Intelligently Expressing Negative Emotions Is Good For You

Intelligently expressing negative emotions is good for you

Expressing negative emotions when you feel them doesn’t mean you lose control. Getting angry and saying ‘I’ve had enough’, responding to someone who wants us to be meek and quiet… can be healthy, and sometimes even necessary.

Biographers of Winston Churchill wrote that the celebrated British Prime Minister had inherited his leadership qualities and Victorian disposition from his father. From his mother he inherited his stubbornness, energy and an innate ability to persuasion.

But just as the politician himself said more than once, his family had a special coat of arms that he wore with resignation all his life: depression.

His “black dog,” as Churchill called it, invaded his personal life. On the face of it, he was an energetic, iron-willed man who managed to save Britain from the Nazis, stood out for being a great journalist, and even received a Nobel Prize in Literature.

Nevertheless, all the accumulated tensions and fears within rose like heavy stones, only to be consumed one by one in deep silence.

Because as a politician, he could occasionally let go of his ways to show his courage and energy, but as a human, he had less leeway. As a man lived with his ‘black dog’, his books and his endless bottles of brandy…

Winston Churchill and his black dog of depression

You can express your negative emotions without losing control

If there’s one thing our society has taught us wrong, it’s that there are good emotions and bad emotions.

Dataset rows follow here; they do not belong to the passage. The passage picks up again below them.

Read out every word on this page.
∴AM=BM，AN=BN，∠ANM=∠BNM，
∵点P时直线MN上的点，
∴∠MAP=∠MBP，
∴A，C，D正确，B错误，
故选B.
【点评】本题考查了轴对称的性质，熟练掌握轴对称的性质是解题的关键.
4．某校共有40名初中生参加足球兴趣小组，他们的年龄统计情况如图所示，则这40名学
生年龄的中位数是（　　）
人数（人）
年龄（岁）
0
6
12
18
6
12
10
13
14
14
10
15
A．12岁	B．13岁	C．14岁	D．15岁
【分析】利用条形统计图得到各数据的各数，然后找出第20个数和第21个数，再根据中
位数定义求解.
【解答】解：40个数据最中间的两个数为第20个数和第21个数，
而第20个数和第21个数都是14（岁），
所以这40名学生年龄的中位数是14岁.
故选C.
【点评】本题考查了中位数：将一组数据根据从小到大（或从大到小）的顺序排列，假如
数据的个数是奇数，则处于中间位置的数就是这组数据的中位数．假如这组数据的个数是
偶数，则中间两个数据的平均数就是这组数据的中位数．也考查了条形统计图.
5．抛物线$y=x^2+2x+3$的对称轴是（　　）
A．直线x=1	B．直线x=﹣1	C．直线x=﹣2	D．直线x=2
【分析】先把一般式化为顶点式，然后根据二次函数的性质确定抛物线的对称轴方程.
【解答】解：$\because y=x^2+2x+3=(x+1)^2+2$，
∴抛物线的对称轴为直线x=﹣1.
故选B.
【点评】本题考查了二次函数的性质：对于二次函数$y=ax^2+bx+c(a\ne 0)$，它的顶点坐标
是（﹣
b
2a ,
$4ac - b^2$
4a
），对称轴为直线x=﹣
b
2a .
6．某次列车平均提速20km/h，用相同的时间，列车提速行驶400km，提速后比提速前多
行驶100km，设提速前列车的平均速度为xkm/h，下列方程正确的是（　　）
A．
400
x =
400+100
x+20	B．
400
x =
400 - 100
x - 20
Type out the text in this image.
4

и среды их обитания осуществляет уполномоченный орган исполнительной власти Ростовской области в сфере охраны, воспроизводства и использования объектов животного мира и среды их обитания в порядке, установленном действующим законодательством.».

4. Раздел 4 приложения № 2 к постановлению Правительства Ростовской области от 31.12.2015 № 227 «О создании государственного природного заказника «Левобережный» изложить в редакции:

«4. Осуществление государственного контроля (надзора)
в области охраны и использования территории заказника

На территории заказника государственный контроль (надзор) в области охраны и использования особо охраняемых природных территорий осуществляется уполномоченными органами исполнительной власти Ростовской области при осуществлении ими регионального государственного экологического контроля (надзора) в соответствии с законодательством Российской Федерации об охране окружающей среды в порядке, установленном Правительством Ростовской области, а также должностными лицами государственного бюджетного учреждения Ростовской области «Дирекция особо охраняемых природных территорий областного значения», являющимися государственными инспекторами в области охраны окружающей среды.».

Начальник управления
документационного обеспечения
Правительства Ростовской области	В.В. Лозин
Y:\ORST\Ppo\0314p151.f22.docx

In fact, if we say here that irritation, anger and anger are healthy, you may immediately think that this is contradictory. How can these emotions traditionally related to aggression, arguing or even violence be good?

Well, this stereotype is very common, and it’s just one example of our lack of competence in emotional matters. But let it be clear, there are no good or bad emotions.

In fact, if we make the mistake of suppressing, swallowing, or disguising our anger or irritation, the only thing we will achieve in the long run—on top of the emotional indigestion—is that our “positive” emotions will lose their intensity. .

We have the right to express our negative emotions. The best way to do this is, of course, with intelligence and assertiveness. We can give ourselves permission to show our anger and irritation.

Just because we associate these emotions with problems doesn’t mean they’re “bad.” Moreover, we can learn a lot from them about our psychological health: it helps us to resolve conflicts better.

Angry owl who doesn't bottle up his negative emotions

Adaptive Anger and Good Anger

Anne is a math teacher for high school freshmen. In addition to being a great teacher, she has excellent leadership skills. She knows how to communicate with her students when they are not paying attention to her or when they are not performing as they should.

She is agile in her communication, responds quickly and she knows how to express her emotions so that they have a positive impact on her students. With the energy she draws from her own emotions, she is able to encourage, guide and inspire her students at the same time.

However, all these qualities that Anne shows in class, she does not have in her personal life, with her family and her partner. She’s the type of person who constantly tries to keep all the balls in the air to please everyone, who tries to make time where she really can’t, and who isn’t able to say “no” to anyone. .

However, Anne’s anger and frustration becomes so great that she feels it will at some point affect her work.

To help Anna, and anyone else in the same situation as her, we invite you to reflect on some simple principles.

Angry woman for whom expressing negative emotions is difficult, which eventually makes her explode

Intelligently expressing your negative emotions, what matters?

To begin with, let’s remember one detail: to express our negative emotions without losing control, we must use functional, adaptive, and controlled anger.

By this we mean communication without yelling, insulting or needlessly blaming. It is a way of communicating where every word spoken first passes through a filter of respect and calm.

We do not suppress or mask our feelings. If there’s something that bothers or hurts us, we shouldn’t swallow those emotions, as if we were trying to push rotten food down our throats.

However, it means that we don’t immediately react with anger. If you do, chances are your anger will open up the most dysfunctional part of you, which won’t do the situation any good.

Therefore, the best thing to do in these cases is to plan in advance what you will say, how you will say it, and when to say it. This planning gives you the opportunity to respond more intelligently – not falsely or insincerely.

In short, well-managed anger has the ability to give us the strength we need to resolve all kinds of situations. Expressing our negative emotions intelligently, respectfully and assertively allows us to be truly free.